Look for your nanny to make things all better — with a check.

So along comes the idea of a “basic income” provided by, who else, Uncle Nanny Sam. This basic income would be enough to provide the bare bones minimums to cover life’s little necessities.

The idea has been around for a long time. None other than President Richard Nixon and Martin Luther King floated some trial balloons to see if there was any interest.

The Unintended Consequences of Basic Income

I’m wondering where the money will come from since people will no longer be working— or working very little which results in reduced tax payments.

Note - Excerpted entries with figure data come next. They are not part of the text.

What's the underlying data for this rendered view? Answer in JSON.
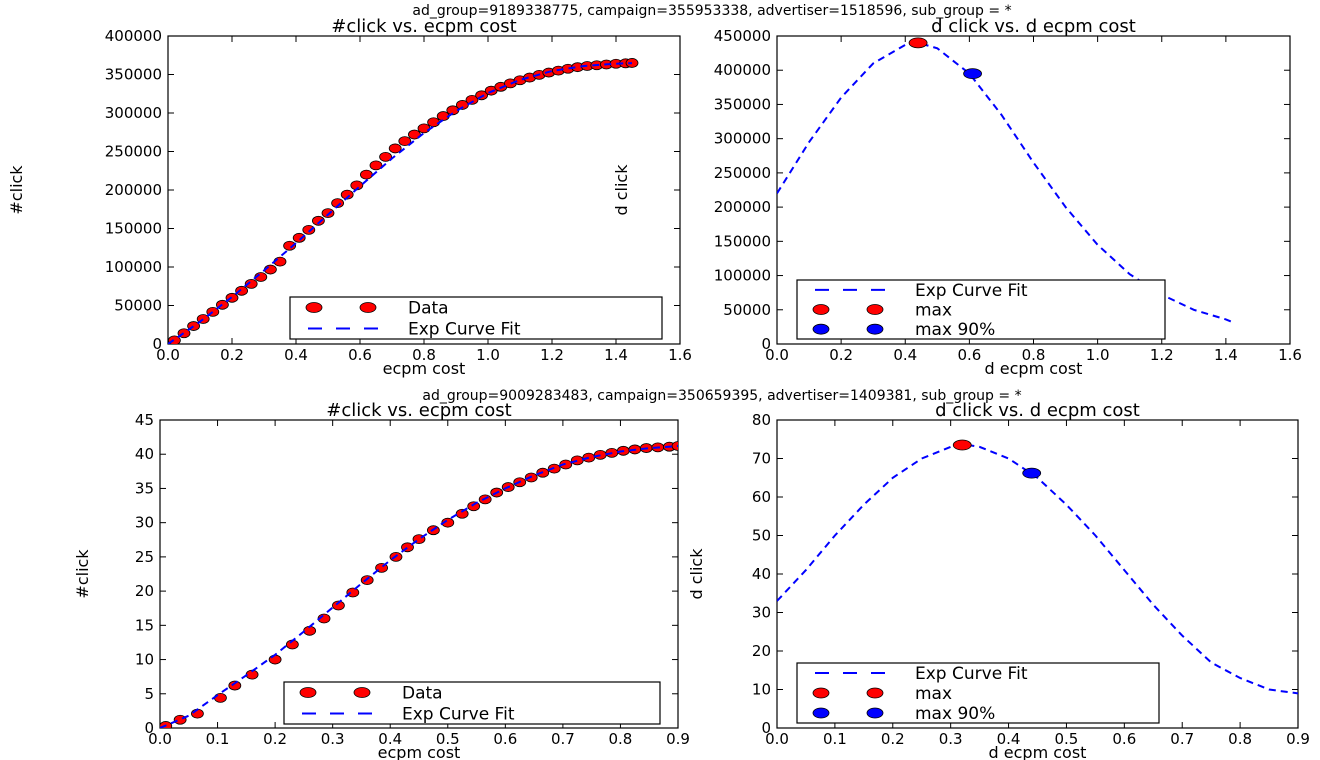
{
  "figure": {
    "group_titles": [
      "ad_group=9189338775, campaign=355953338, advertiser=1518596, sub_group = *",
      "ad_group=9009283483, campaign=350659395, advertiser=1409381, sub_group = *"
    ]
  },
  "colors": {
    "data": "#ff0000",
    "fit": "#0000ff",
    "max": "#ff0000",
    "max90": "#0000ff"
  },
  "chart_data": [
    {
      "type": "scatter",
      "title": "#click vs. ecpm cost",
      "xlabel": "ecpm cost",
      "ylabel": "#click",
      "xlim": [
        0,
        1.6
      ],
      "ylim": [
        0,
        400000
      ],
      "xticks": [
        "0.0",
        "0.2",
        "0.4",
        "0.6",
        "0.8",
        "1.0",
        "1.2",
        "1.4",
        "1.6"
      ],
      "yticks": [
        "0",
        "50000",
        "100000",
        "150000",
        "200000",
        "250000",
        "300000",
        "350000",
        "400000"
      ],
      "legend": {
        "position": "lower-right",
        "entries": [
          "Data",
          "Exp Curve Fit"
        ]
      },
      "series": [
        {
          "name": "Data",
          "kind": "points",
          "x": [
            0.02,
            0.05,
            0.08,
            0.11,
            0.14,
            0.17,
            0.2,
            0.23,
            0.26,
            0.29,
            0.32,
            0.35,
            0.38,
            0.41,
            0.44,
            0.47,
            0.5,
            0.53,
            0.56,
            0.59,
            0.62,
            0.65,
            0.68,
            0.71,
            0.74,
            0.77,
            0.8,
            0.83,
            0.86,
            0.89,
            0.92,
            0.95,
            0.98,
            1.01,
            1.04,
            1.07,
            1.1,
            1.13,
            1.16,
            1.19,
            1.22,
            1.25,
            1.28,
            1.31,
            1.34,
            1.37,
            1.4,
            1.43,
            1.45
          ],
          "y": [
            4700,
            14000,
            23300,
            32500,
            41700,
            50900,
            60000,
            69100,
            78100,
            87000,
            96700,
            107000,
            127600,
            137900,
            148200,
            160000,
            170000,
            183000,
            194000,
            206000,
            220000,
            232000,
            243000,
            254000,
            263500,
            272000,
            280000,
            288000,
            296000,
            303500,
            310500,
            317000,
            323000,
            329000,
            334000,
            338500,
            342500,
            346000,
            349500,
            352500,
            355000,
            357500,
            359500,
            361000,
            362000,
            363000,
            364000,
            364500,
            365000
          ]
        },
        {
          "name": "Exp Curve Fit",
          "kind": "line",
          "style": "dashed",
          "x": [
            0.0,
            0.1,
            0.2,
            0.3,
            0.4,
            0.5,
            0.6,
            0.7,
            0.8,
            0.9,
            1.0,
            1.1,
            1.2,
            1.3,
            1.4,
            1.45
          ],
          "y": [
            0,
            29000,
            61000,
            95500,
            131000,
            168000,
            205000,
            241000,
            274000,
            302500,
            326000,
            343000,
            354500,
            361000,
            364000,
            364800
          ]
        }
      ]
    },
    {
      "type": "scatter",
      "title": "d click vs. d ecpm cost",
      "xlabel": "d ecpm cost",
      "ylabel": "d click",
      "xlim": [
        0,
        1.6
      ],
      "ylim": [
        0,
        450000
      ],
      "xticks": [
        "0.0",
        "0.2",
        "0.4",
        "0.6",
        "0.8",
        "1.0",
        "1.2",
        "1.4",
        "1.6"
      ],
      "yticks": [
        "0",
        "50000",
        "100000",
        "150000",
        "200000",
        "250000",
        "300000",
        "350000",
        "400000",
        "450000"
      ],
      "legend": {
        "position": "lower-center",
        "entries": [
          "Exp Curve Fit",
          "max",
          "max 90%"
        ]
      },
      "series": [
        {
          "name": "Exp Curve Fit",
          "kind": "line",
          "style": "dashed",
          "x": [
            0.0,
            0.1,
            0.2,
            0.3,
            0.4,
            0.44,
            0.5,
            0.6,
            0.7,
            0.8,
            0.9,
            1.0,
            1.1,
            1.2,
            1.3,
            1.4,
            1.42
          ],
          "y": [
            220000,
            295000,
            360000,
            410000,
            437000,
            440000,
            432000,
            395000,
            335000,
            265000,
            200000,
            145000,
            102000,
            72000,
            50000,
            36000,
            32000
          ]
        },
        {
          "name": "max",
          "kind": "marker",
          "x": [
            0.44
          ],
          "y": [
            440000
          ]
        },
        {
          "name": "max 90%",
          "kind": "marker",
          "x": [
            0.61
          ],
          "y": [
            395000
          ]
        }
      ]
    },
    {
      "type": "scatter",
      "title": "#click vs. ecpm cost",
      "xlabel": "ecpm cost",
      "ylabel": "#click",
      "xlim": [
        0,
        0.9
      ],
      "ylim": [
        0,
        45
      ],
      "xticks": [
        "0.0",
        "0.1",
        "0.2",
        "0.3",
        "0.4",
        "0.5",
        "0.6",
        "0.7",
        "0.8",
        "0.9"
      ],
      "yticks": [
        "0",
        "5",
        "10",
        "15",
        "20",
        "25",
        "30",
        "35",
        "40",
        "45"
      ],
      "legend": {
        "position": "lower-right",
        "entries": [
          "Data",
          "Exp Curve Fit"
        ]
      },
      "series": [
        {
          "name": "Data",
          "kind": "points",
          "x": [
            0.01,
            0.035,
            0.065,
            0.105,
            0.13,
            0.16,
            0.2,
            0.23,
            0.26,
            0.285,
            0.31,
            0.335,
            0.36,
            0.385,
            0.41,
            0.43,
            0.45,
            0.475,
            0.5,
            0.525,
            0.545,
            0.565,
            0.585,
            0.605,
            0.625,
            0.645,
            0.665,
            0.685,
            0.705,
            0.725,
            0.745,
            0.765,
            0.785,
            0.805,
            0.825,
            0.845,
            0.865,
            0.885,
            0.9
          ],
          "y": [
            0.3,
            1.2,
            2.1,
            4.4,
            6.2,
            7.8,
            10.0,
            12.2,
            14.2,
            16.0,
            17.9,
            19.8,
            21.6,
            23.4,
            25.0,
            26.4,
            27.6,
            28.9,
            30.0,
            31.3,
            32.4,
            33.4,
            34.4,
            35.2,
            35.9,
            36.6,
            37.3,
            37.9,
            38.5,
            39.1,
            39.5,
            39.9,
            40.2,
            40.5,
            40.7,
            40.9,
            41.0,
            41.1,
            41.2
          ]
        },
        {
          "name": "Exp Curve Fit",
          "kind": "line",
          "style": "dashed",
          "x": [
            0.0,
            0.05,
            0.1,
            0.15,
            0.2,
            0.25,
            0.3,
            0.35,
            0.4,
            0.45,
            0.5,
            0.55,
            0.6,
            0.65,
            0.7,
            0.75,
            0.8,
            0.85,
            0.9
          ],
          "y": [
            0.0,
            1.8,
            4.8,
            7.7,
            10.7,
            14.1,
            17.6,
            21.1,
            24.5,
            27.6,
            30.4,
            32.9,
            35.0,
            36.9,
            38.5,
            39.6,
            40.4,
            40.9,
            41.2
          ]
        }
      ]
    },
    {
      "type": "scatter",
      "title": "d click vs. d ecpm cost",
      "xlabel": "d ecpm cost",
      "ylabel": "d click",
      "xlim": [
        0,
        0.9
      ],
      "ylim": [
        0,
        80
      ],
      "xticks": [
        "0.0",
        "0.1",
        "0.2",
        "0.3",
        "0.4",
        "0.5",
        "0.6",
        "0.7",
        "0.8",
        "0.9"
      ],
      "yticks": [
        "0",
        "10",
        "20",
        "30",
        "40",
        "50",
        "60",
        "70",
        "80"
      ],
      "legend": {
        "position": "lower-left",
        "entries": [
          "Exp Curve Fit",
          "max",
          "max 90%"
        ]
      },
      "series": [
        {
          "name": "Exp Curve Fit",
          "kind": "line",
          "style": "dashed",
          "x": [
            0.0,
            0.05,
            0.1,
            0.15,
            0.2,
            0.25,
            0.3,
            0.33,
            0.35,
            0.4,
            0.45,
            0.5,
            0.55,
            0.6,
            0.65,
            0.7,
            0.75,
            0.8,
            0.85,
            0.9
          ],
          "y": [
            33,
            41,
            50,
            58,
            65,
            70,
            73,
            73.5,
            73,
            70,
            65,
            58,
            50,
            41,
            32,
            24,
            17,
            13,
            10,
            9
          ]
        },
        {
          "name": "max",
          "kind": "marker",
          "x": [
            0.32
          ],
          "y": [
            73.5
          ]
        },
        {
          "name": "max 90%",
          "kind": "marker",
          "x": [
            0.44
          ],
          "y": [
            66.2
          ]
        }
      ]
    }
  ]
}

Seems like they will have to be doing something to make up the difference between their basic income and what they would like to make to live comfortably. So what will that be? Fast food, street sweeping?

Another problem is how to handle a handout because that’s what we’re talking about. Each month you could have a cool $1,000 in your bank account.

Now you can get some baseball tickets, head down the local casino, load up on beer, and maybe hit a nice restaurant.

Whoops, I forgot about the rent, heat, water, and food.

The money shows up on the 1st and by the 3rd you’re broke again and still living paycheck to paycheck. I’m just more broke than I was.

What did this hypothetical basic income recipient produce? Anything?

Looks like he or she is simply treading the same water while wearing a slightly larger life jacket.

How Basic is Basic?

It costs more to live in San Francisco than it does in Three Forks, Montana. So who gets what for their bare bones necessities?

Do illegals get this money too? Do the husband and wife both get it or is it by household size? The more kids you have the more you get?

That sounds familiar.

Where is the cut-off? How much does your household have to make for you to be ineligible for this windfall?

Is this taxed or just a freebie?

Get rich quick schemes have been around forever. This is the first “get poor quick” idea I’ve seen.

Many people are poor, not because of how much money they make, but how they handle it.

If government would provide some kind of money management help as a condition of receiving your basic income that might afford some help.

Oh wait; there would be a cost in doing that. Never mind.

Free money, despite being a feel good idea, is rarely the answer.

And worst of all, if it’s a complete failure, how do you stop it? How do you tell people the money they counted on each month will no longer be coming?

I don’t think I want to be the one to write that letter.

I think I better get to work learning how to repair robots.